Semarang, 15/1 (Beritajateng.net)- Ketua DPC PDI Perjuangan Kota Semarang Hendrar Prihadi menyatakan kesiapannya melaksanakan rekomendasi dari pusat terkait kandidat pada pemilihan kepala daerah setempat.

“Sebagai kader parpol, saya taat keputusan DPP PDI Perjuangan. Kalau pimpinan partai memberikan rekomendasi ke saya, Alhamdulillah.
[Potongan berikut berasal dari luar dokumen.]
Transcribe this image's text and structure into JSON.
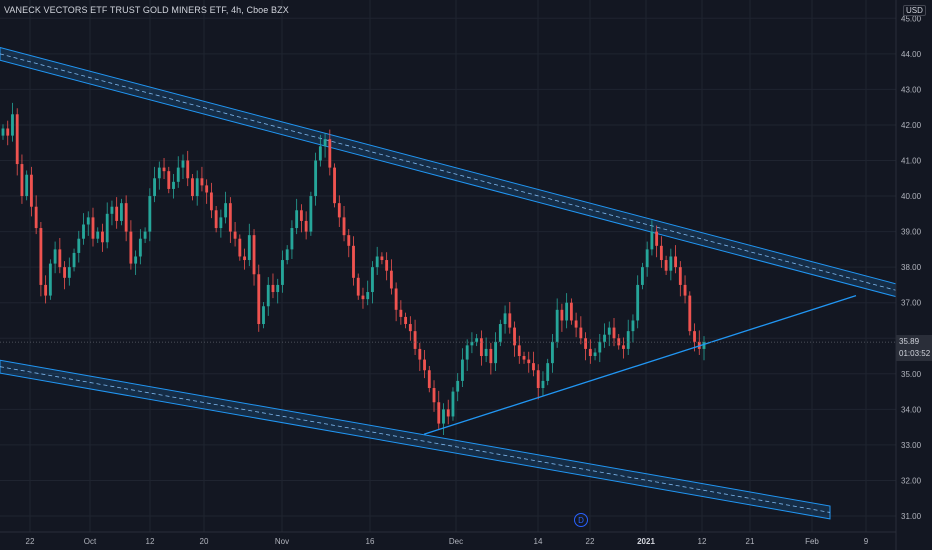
{
  "header": {
    "symbol_title": "VANECK VECTORS ETF TRUST GOLD MINERS ETF, 4h, Cboe BZX",
    "currency": "USD"
  },
  "colors": {
    "background": "#131722",
    "grid": "#1f2430",
    "up": "#26a69a",
    "down": "#ef5350",
    "trend": "#2196f3",
    "axis_text": "#b2b5be",
    "price_label_bg": "#2a2e39"
  },
  "chart_data": {
    "type": "candlestick",
    "title": "VANECK VECTORS ETF TRUST GOLD MINERS ETF, 4h, Cboe BZX",
    "ylim": [
      30.6,
      45.5
    ],
    "grid": true,
    "y_ticks": [
      "31.00",
      "32.00",
      "33.00",
      "34.00",
      "35.00",
      "36.00",
      "37.00",
      "38.00",
      "39.00",
      "40.00",
      "41.00",
      "42.00",
      "43.00",
      "44.00",
      "45.00"
    ],
    "x_tick_labels": [
      "22",
      "Oct",
      "12",
      "20",
      "Nov",
      "16",
      "Dec",
      "14",
      "22",
      "2021",
      "12",
      "21",
      "Feb",
      "9"
    ],
    "last_price": "35.89",
    "countdown": "01:03:52",
    "event_marker": "D",
    "channel_upper": {
      "start": [
        0,
        44.0
      ],
      "end": 896,
      "end_value": 37.35,
      "half_width": 0.18
    },
    "channel_lower": {
      "start": [
        0,
        35.2
      ],
      "end": 830,
      "end_value": 31.1,
      "half_width": 0.18
    },
    "support_line": {
      "start": [
        424,
        33.3
      ],
      "end": [
        856,
        37.2
      ]
    },
    "closes": [
      41.9,
      41.7,
      42.3,
      40.9,
      40.0,
      40.6,
      39.7,
      39.1,
      37.5,
      37.2,
      38.1,
      38.5,
      38.0,
      37.7,
      38.0,
      38.4,
      38.8,
      39.2,
      39.4,
      38.8,
      39.0,
      38.7,
      39.5,
      39.7,
      39.3,
      39.8,
      39.0,
      38.1,
      38.3,
      38.8,
      39.0,
      40.0,
      40.5,
      40.8,
      40.7,
      40.2,
      40.4,
      40.8,
      41.0,
      40.5,
      40.0,
      40.5,
      40.3,
      40.1,
      39.6,
      39.1,
      39.4,
      39.8,
      39.0,
      38.8,
      38.3,
      38.2,
      38.9,
      37.8,
      36.4,
      36.9,
      37.5,
      37.3,
      37.5,
      38.2,
      38.5,
      39.1,
      39.6,
      39.3,
      39.0,
      40.0,
      41.0,
      41.4,
      41.6,
      40.8,
      39.8,
      39.4,
      38.9,
      38.6,
      37.7,
      37.2,
      37.1,
      37.3,
      38.0,
      38.3,
      38.2,
      37.9,
      37.4,
      36.8,
      36.6,
      36.4,
      36.2,
      35.7,
      35.4,
      35.1,
      34.6,
      34.2,
      33.6,
      34.0,
      33.8,
      34.5,
      34.8,
      35.4,
      35.8,
      35.9,
      36.0,
      35.5,
      35.7,
      35.3,
      35.9,
      36.4,
      36.7,
      36.3,
      35.8,
      35.5,
      35.4,
      35.3,
      35.1,
      34.6,
      34.8,
      35.3,
      35.9,
      36.8,
      36.5,
      37.0,
      36.5,
      36.3,
      36.0,
      35.7,
      35.5,
      35.6,
      35.9,
      36.1,
      36.3,
      36.0,
      35.8,
      35.7,
      36.2,
      36.5,
      37.5,
      38.0,
      38.5,
      39.0,
      38.6,
      38.2,
      37.9,
      38.3,
      38.0,
      37.5,
      37.2,
      36.2,
      35.9,
      35.7,
      35.89
    ]
  }
}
Saya siap melaksanakan amanat,” katanya di Semarang, Kamis.

Hal itu diungkapkan Hendi sapaan akrab Hendrar Prihadi yang juga Wali Kota Semarang itu sebelum bertolak ke Tanah Suci untuk menunaikan umrah selama empat hari hingga Senin (19/1).

Kalau ternyata rekomendasi maju ke pemilihan wali kota dan wakil wali kota Semarang diberikan kepada kader lainnya, ia juga mengaku siap melaksanakan amanat untuk memenangkan dalam pilkada.

“Prosesnya kan harus dijalankan ‘step by step’. Menunggu perppu pilkada disahkan dulu, kalau sudah nanti mengamankan rekomendasi partai ke siapa. Baru tahapan memenangkan Pilkada Semarang,” katanya.

Ia menjelaskan penjaringan bakal calon sudah mulai bergulir pada Januari 2015 setelah itu menunggu rekomendasi dari DPP PDI Perjuangan, dan setelah keluar akan mengerahkan barisan kader untuk menyukseskan.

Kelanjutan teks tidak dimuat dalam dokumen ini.